No me explico, sinceramente, la incapacidad que demuestran algunos empresarios actuales para adaptarse a la época en que viven y dar pasos hacia la modernidad. Vamos, que parece que no se enteran en qué mundo viven y, parecen insensibles a que, con su actitud, sus empresas anden por caminos que amenazan sumirlas en la más plena obsolescencia. Simplemente por aquello de que “camarón que se duerme se lo lleva la corriente”.
Siempre he comparado al empresario con un jugador de póquer; se le dan unas cartas y con ellas decide sus bazas, y en función de su juego, se retira o juega, apuesta y arriesga.
Aunque la comparación es pura caricatura, a mí me sirve para demostrar ese endemoniado asombro que me preocupa.
Hace 50 años el juego del empresario se desarrollaba en un tapete con muy pocas cartas.
A uno se le ocurría una idea, buscaba medios, se empeñaba hasta los ojos, y el Banco financiaba. Claro que para esa financiación exigía firmas y avales. No le importaban las ideas ni el proyecto ni la capacidad del solicitante. Lo decisivo era quién había detrás; primaba la seguridad de los bienes que responderían al préstamo. Tenias 100 y te prestaba 25. Eso obligaba a buscar socio; tarea inaudita que acababa generalmente en uno del oficio, que también deseaba la independencia, o en la familia que se sentía en la obligación de ayudar al aventurero. Si la cosa progresaba el socio desaparecía por imperativo categórico «o vendes o compras». La familia, en cambio, ni compraba ni vendía, la sentencia era “cierre” si pintaban bastos y «de aquí no se mueve ni Dios», si las cartas eran oros. Así, amparado por la sangre, su juego era a ganador, corriendo él sólo con el riesgo de la apuesta, «apáñate como puedas pero no pidas dinero», era el consejo inapelable.

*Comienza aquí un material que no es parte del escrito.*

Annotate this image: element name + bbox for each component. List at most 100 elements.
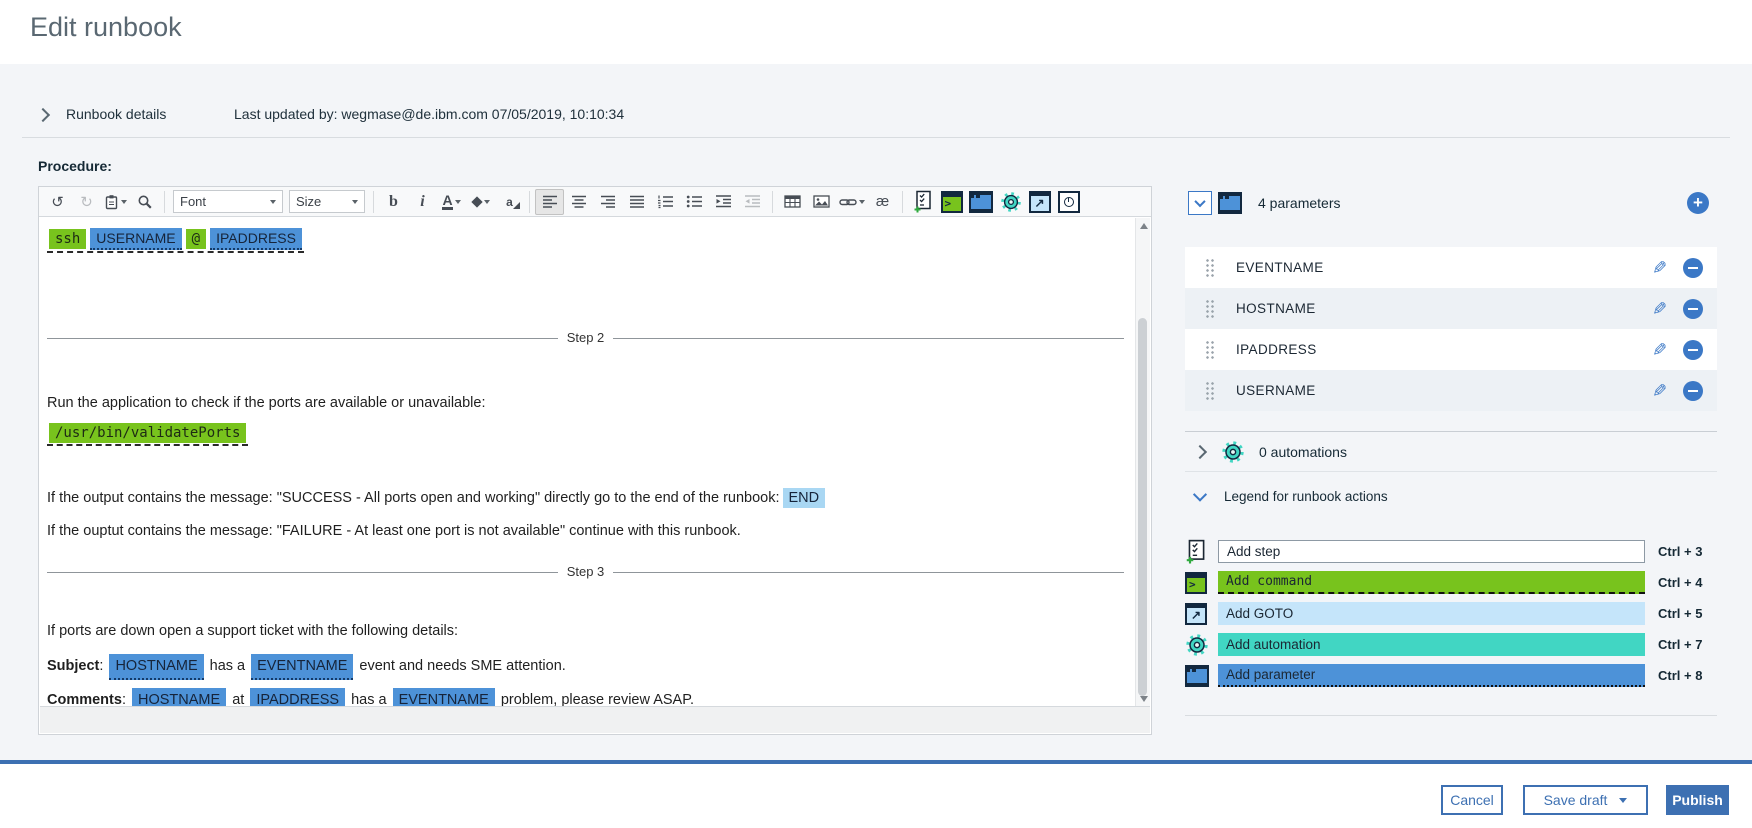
parameter-chip[interactable]: EVENTNAME — [251, 654, 354, 680]
add-parameter-plus-button[interactable]: + — [1687, 192, 1709, 214]
legend-shortcut: Ctrl + 7 — [1658, 637, 1703, 652]
remove-minus-icon[interactable] — [1683, 339, 1703, 360]
add-command-button[interactable]: > — [937, 189, 966, 215]
text-highlight-button[interactable]: a — [495, 189, 524, 215]
bold-button[interactable]: b — [379, 189, 408, 215]
bullet-list-button[interactable] — [680, 189, 709, 215]
editor-scrollbar[interactable] — [1135, 218, 1150, 707]
redo-button[interactable]: ↻ — [72, 189, 101, 215]
automations-count-label: 0 automations — [1259, 443, 1347, 460]
insert-wait-button[interactable] — [1054, 189, 1083, 215]
validate-command-block[interactable]: /usr/bin/validatePorts — [47, 423, 249, 446]
command-chunk[interactable]: /usr/bin/validatePorts — [49, 423, 247, 443]
indent-icon — [716, 195, 731, 208]
cancel-button[interactable]: Cancel — [1441, 785, 1503, 815]
paste-button[interactable] — [101, 189, 130, 215]
ssh-command-block[interactable]: ssh USERNAME @ IPADDRESS — [47, 228, 304, 253]
text-highlight-icon: a — [506, 194, 520, 209]
parameters-icon — [1218, 192, 1242, 214]
editor-content[interactable]: ssh USERNAME @ IPADDRESS Step 2 Run the app… — [40, 218, 1150, 707]
size-select[interactable]: Size — [289, 190, 365, 213]
numbered-list-button[interactable] — [651, 189, 680, 215]
automations-header[interactable]: 0 automations — [1185, 431, 1717, 472]
toolbar-separator — [164, 190, 165, 213]
remove-minus-icon[interactable] — [1683, 298, 1703, 319]
chevron-right-icon[interactable] — [35, 107, 51, 123]
collapse-parameters-button[interactable] — [1188, 191, 1212, 215]
edit-pencil-icon[interactable]: ✎ — [1652, 258, 1667, 278]
outdent-button[interactable] — [738, 189, 767, 215]
save-draft-label: Save draft — [1543, 792, 1608, 808]
drag-handle-icon[interactable] — [1205, 258, 1215, 277]
align-right-icon — [600, 195, 615, 208]
text-color-button[interactable]: A — [437, 189, 466, 215]
add-goto-icon: ↗ — [1028, 190, 1051, 213]
align-right-button[interactable] — [593, 189, 622, 215]
special-char-button[interactable]: æ — [868, 189, 897, 215]
add-step-button[interactable] — [908, 189, 937, 215]
chevron-right-icon[interactable] — [1192, 444, 1208, 459]
find-button[interactable] — [130, 189, 159, 215]
command-chunk[interactable]: ssh — [49, 229, 87, 249]
remove-minus-icon[interactable] — [1683, 257, 1703, 278]
add-parameter-icon — [1185, 664, 1209, 687]
caret-down-icon — [1619, 797, 1628, 803]
toolbar-separator — [902, 190, 903, 213]
parameters-header: 4 parameters + — [1185, 186, 1717, 220]
legend-shortcut: Ctrl + 4 — [1658, 575, 1703, 590]
add-parameter-button[interactable] — [966, 189, 996, 215]
command-chunk[interactable]: @ — [185, 229, 207, 249]
page-header: Edit runbook — [0, 0, 1752, 64]
parameter-chip[interactable]: USERNAME — [90, 228, 182, 250]
remove-minus-icon[interactable] — [1683, 380, 1703, 401]
undo-button[interactable]: ↺ — [43, 189, 72, 215]
edit-pencil-icon[interactable]: ✎ — [1652, 381, 1667, 401]
scroll-up-icon[interactable] — [1140, 223, 1148, 229]
caret-down-icon — [121, 199, 127, 204]
edit-pencil-icon[interactable]: ✎ — [1652, 340, 1667, 360]
drag-handle-icon[interactable] — [1205, 381, 1215, 400]
italic-icon: i — [420, 192, 425, 210]
parameter-chip[interactable]: HOSTNAME — [109, 654, 204, 680]
align-left-button[interactable] — [535, 188, 564, 215]
editor-status-bar — [40, 706, 1150, 733]
runbook-details-label[interactable]: Runbook details — [66, 106, 166, 122]
insert-image-button[interactable] — [807, 189, 836, 215]
drag-handle-icon[interactable] — [1205, 340, 1215, 359]
parameter-chip[interactable]: IPADDRESS — [210, 228, 302, 250]
size-select-value: Size — [296, 194, 322, 209]
bullet-list-icon — [686, 195, 702, 208]
add-automation-button[interactable] — [996, 189, 1025, 215]
parameter-chip[interactable]: IPADDRESS — [250, 688, 346, 707]
align-center-button[interactable] — [564, 189, 593, 215]
italic-button[interactable]: i — [408, 189, 437, 215]
justify-icon — [629, 195, 644, 208]
scroll-down-icon[interactable] — [1140, 696, 1148, 702]
legend-bar-parameter: Add parameter — [1218, 664, 1645, 687]
insert-link-button[interactable] — [836, 189, 868, 215]
undo-icon: ↺ — [51, 193, 64, 211]
add-goto-button[interactable]: ↗ — [1025, 189, 1054, 215]
drag-handle-icon[interactable] — [1205, 299, 1215, 318]
edit-pencil-icon[interactable]: ✎ — [1652, 299, 1667, 319]
step2-intro: Run the application to check if the port… — [47, 395, 486, 411]
step2-failure-line: If the ouptut contains the message: "FAI… — [47, 523, 741, 539]
legend-row-add-automation: Add automation Ctrl + 7 — [1185, 633, 1717, 656]
page-title: Edit runbook — [30, 12, 182, 42]
scrollbar-thumb[interactable] — [1138, 318, 1147, 696]
goto-chip[interactable]: END — [782, 488, 826, 508]
parameter-chip[interactable]: HOSTNAME — [132, 688, 227, 707]
indent-button[interactable] — [709, 189, 738, 215]
legend-bar-goto: Add GOTO — [1218, 602, 1645, 625]
save-draft-button[interactable]: Save draft — [1523, 785, 1648, 815]
chevron-down-icon[interactable] — [1192, 487, 1208, 502]
font-select[interactable]: Font — [173, 190, 283, 213]
justify-button[interactable] — [622, 189, 651, 215]
insert-table-button[interactable] — [778, 189, 807, 215]
parameter-chip[interactable]: EVENTNAME — [392, 688, 495, 707]
parameter-name: USERNAME — [1236, 383, 1316, 398]
legend-header[interactable]: Legend for runbook actions — [1185, 474, 1717, 518]
redo-icon: ↻ — [80, 193, 93, 211]
background-color-button[interactable] — [466, 189, 495, 215]
publish-button[interactable]: Publish — [1666, 785, 1729, 815]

Como el jugador de cartas aquel empresario era un hombre de instinto y siempre arriesgado. Sin apenas formación sus principios básicos se limitaban generalmente a mínima mano de obra, compras baratas y ventas según la oportunidad y, sobre todo, intuición y estar alerta al mercado. Nada que ver con los tiempos dorados de la posterior sociedad de consumo. Había subdesarrollo y se vendía sólo lo necesario. Si el negocio funcionaba, venía luego la ampliación y, los más atrevidos, cruzaban las fronteras a la aventura de nuevos mercados. Pasados los apuros, el empresario próspero lucía su bonanza con un Mercedes, un chalet cercano, y enviaba a los niños a estudiar «para que tengan la suerte que yo no tuve».

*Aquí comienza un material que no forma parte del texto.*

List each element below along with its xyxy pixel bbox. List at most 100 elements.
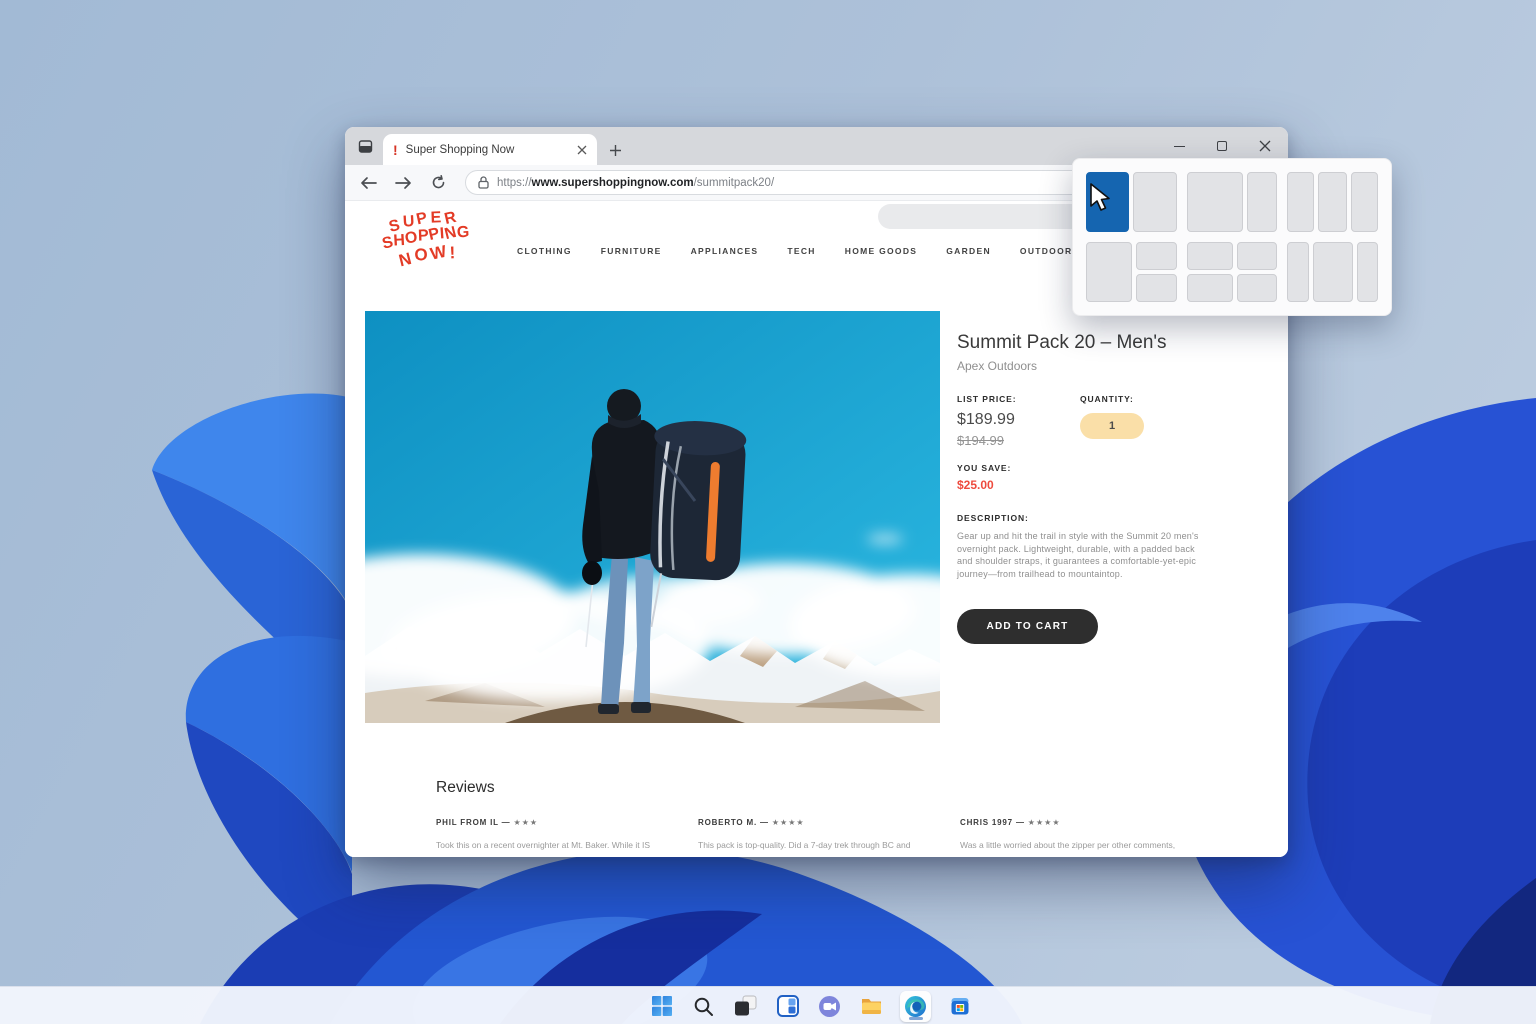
close-button[interactable] <box>1258 139 1272 153</box>
task-view-icon <box>734 995 757 1017</box>
review-card: CHRIS 1997 — ★★★★ Was a little worried a… <box>960 818 1198 851</box>
add-to-cart-button[interactable]: ADD TO CART <box>957 609 1098 644</box>
minimize-icon <box>1174 146 1185 147</box>
review-header: ROBERTO M. — ★★★★ <box>698 818 936 827</box>
quantity-stepper[interactable]: 1 <box>1080 413 1144 439</box>
start-icon <box>651 995 673 1017</box>
review-text: Was a little worried about the zipper pe… <box>960 840 1198 851</box>
edge-button[interactable] <box>900 991 931 1022</box>
price-block: LIST PRICE: $189.99 $194.99 <box>957 394 1080 448</box>
price-quantity-row: LIST PRICE: $189.99 $194.99 QUANTITY: 1 <box>957 394 1287 448</box>
review-card: PHIL FROM IL — ★★★ Took this on a recent… <box>436 818 674 851</box>
edge-icon <box>904 995 927 1018</box>
taskbar <box>0 986 1536 1024</box>
start-button[interactable] <box>648 993 675 1020</box>
reviews-section: Reviews PHIL FROM IL — ★★★ Took this on … <box>436 779 1246 851</box>
original-price: $194.99 <box>957 433 1080 448</box>
snap-zone-top-right[interactable] <box>1237 242 1277 270</box>
snap-zone-col2[interactable] <box>1318 172 1348 232</box>
browser-tab[interactable]: ! Super Shopping Now <box>383 134 597 165</box>
lock-icon <box>478 176 489 189</box>
snap-zone-narrow-right[interactable] <box>1357 242 1378 302</box>
snap-zone-wide-center[interactable] <box>1313 242 1353 302</box>
chat-button[interactable] <box>816 993 843 1020</box>
shop-logo[interactable]: SUPER SHOPPING NOW! <box>368 204 484 270</box>
snap-zone-left-tall[interactable] <box>1086 242 1132 302</box>
product-brand: Apex Outdoors <box>957 359 1287 373</box>
snap-zone-right-bottom[interactable] <box>1136 274 1176 302</box>
you-save-value: $25.00 <box>957 478 1287 492</box>
url-domain: www.supershoppingnow.com <box>532 177 694 189</box>
snap-zone-narrow-right[interactable] <box>1247 172 1277 232</box>
snap-zone-col1[interactable] <box>1287 172 1313 232</box>
new-tab-button[interactable] <box>609 144 622 157</box>
snap-layouts-flyout <box>1072 158 1392 316</box>
review-text: Took this on a recent overnighter at Mt.… <box>436 840 674 851</box>
snap-zone-col3[interactable] <box>1351 172 1378 232</box>
file-explorer-button[interactable] <box>858 993 885 1020</box>
back-button[interactable] <box>358 173 378 193</box>
you-save-block: YOU SAVE: $25.00 <box>957 463 1287 492</box>
close-icon <box>1259 140 1271 152</box>
chat-icon <box>818 995 841 1018</box>
description-text: Gear up and hit the trail in style with … <box>957 530 1212 580</box>
three-columns-layout[interactable] <box>1287 172 1378 232</box>
nav-item-clothing[interactable]: CLOTHING <box>517 246 572 256</box>
search-button[interactable] <box>690 993 717 1020</box>
snap-zone-wide-left[interactable] <box>1187 172 1244 232</box>
review-stars: ★★★★ <box>772 818 805 827</box>
description-block: DESCRIPTION: Gear up and hit the trail i… <box>957 513 1212 580</box>
list-price-label: LIST PRICE: <box>957 394 1080 404</box>
current-price: $189.99 <box>957 411 1080 429</box>
product-image-hiker <box>365 311 940 723</box>
review-author: PHIL FROM IL <box>436 818 499 827</box>
snap-zone-top-left[interactable] <box>1187 242 1233 270</box>
widgets-icon <box>777 995 799 1017</box>
nav-item-appliances[interactable]: APPLIANCES <box>691 246 759 256</box>
nav-item-home-goods[interactable]: HOME GOODS <box>845 246 918 256</box>
task-view-button[interactable] <box>732 993 759 1020</box>
snap-zone-bottom-right[interactable] <box>1237 274 1277 302</box>
forward-button[interactable] <box>393 173 413 193</box>
quad-grid-layout[interactable] <box>1187 242 1278 302</box>
product-title: Summit Pack 20 – Men's <box>957 332 1287 354</box>
tab-title: Super Shopping Now <box>406 144 569 156</box>
quantity-label: QUANTITY: <box>1080 394 1144 404</box>
file-explorer-icon <box>860 996 883 1016</box>
widgets-button[interactable] <box>774 993 801 1020</box>
url-text: https://www.supershoppingnow.com/summitp… <box>497 177 774 189</box>
plus-icon <box>609 144 622 157</box>
review-author: ROBERTO M. <box>698 818 757 827</box>
wide-left-layout[interactable] <box>1187 172 1278 232</box>
product-details: Summit Pack 20 – Men's Apex Outdoors LIS… <box>957 332 1287 644</box>
review-stars: ★★★★ <box>1028 818 1061 827</box>
snap-zone-right[interactable] <box>1133 172 1176 232</box>
snap-zone-narrow-left[interactable] <box>1287 242 1308 302</box>
review-separator: — <box>1016 818 1025 827</box>
reviews-heading: Reviews <box>436 779 1246 797</box>
snap-zone-bottom-left[interactable] <box>1187 274 1233 302</box>
nav-item-furniture[interactable]: FURNITURE <box>601 246 662 256</box>
tab-close-icon[interactable] <box>577 145 587 155</box>
site-favicon-exclamation: ! <box>393 143 398 157</box>
store-button[interactable] <box>946 993 973 1020</box>
snap-zone-right-top[interactable] <box>1136 242 1176 270</box>
left-with-stacked-right-layout[interactable] <box>1086 242 1177 302</box>
forward-arrow-icon <box>395 176 412 190</box>
maximize-icon <box>1217 141 1227 151</box>
store-icon <box>949 995 971 1017</box>
focus-center-layout[interactable] <box>1287 242 1378 302</box>
nav-item-garden[interactable]: GARDEN <box>946 246 991 256</box>
tab-actions-menu-button[interactable] <box>354 135 376 157</box>
back-arrow-icon <box>360 176 377 190</box>
maximize-button[interactable] <box>1215 139 1229 153</box>
minimize-button[interactable] <box>1172 139 1186 153</box>
refresh-button[interactable] <box>428 173 448 193</box>
nav-item-tech[interactable]: TECH <box>787 246 815 256</box>
review-text: This pack is top-quality. Did a 7-day tr… <box>698 840 936 851</box>
search-icon <box>693 996 714 1017</box>
desktop: ! Super Shopping Now <box>0 0 1536 1024</box>
review-header: PHIL FROM IL — ★★★ <box>436 818 674 827</box>
nav-item-outdoor[interactable]: OUTDOOR <box>1020 246 1073 256</box>
active-app-indicator <box>909 1017 923 1020</box>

Examinemos ahora lo que hay sobre el tapete en la mesa de nuestros emprendedores del 2007:
viven en un mundo de consumo y abundancia, y en una sociedad con impulsos de compra imparables que, en muchos casos, llega a la adicción. Disfrutan de una globalización que les permite acceso a todos los mercados del mundo. Disponen de una información “on line” inimaginable tiempo atrás. Las comunicaciones entre los mismos empresarios y sus consumidores les permiten una coordinación de actividades insospechada a través de intranet y extranet. No podemos negar que la existencia de una hiperinformación abierta a todos genera, a su vez, un campo de batalla mas difícil: la hipercompetencia.
Si el proyecto es bueno, y supone innovación y avance en tecnología aplicada, el papel del socio de por vida se puede sustituir por una asociación temporal con sociedades de inversión o con las poco valoradas Sociedades de Capital Riesgo. Incluso las instituciones financieras, es verdad que a remolque de su propia competitividad, ya contemplan con otro talante los proyectos de los “pelaos”.
“las empresas alicantinas están a la cola de las nuevas tecnologías” y apunta, entre otros datos, que “el uso comercial de las tecnologías de la información y comunicación está por debajo de la media nacional”. Datos éstos referidos sólo al uso de lo que inventaron otros. No quiero pensar en las estadísticas referidas a la investigación y lanzamiento de nuevos productos. Cuando hay crisis sectoriales se exige que los estamentos oficiales solucionen el problema. Hasta se pide que los Ayuntamientos intervengan para solucionar los problemas originados por la imprevisión y la ceguera de los empresarios que, por lo visto, viajan mucho y ven poco.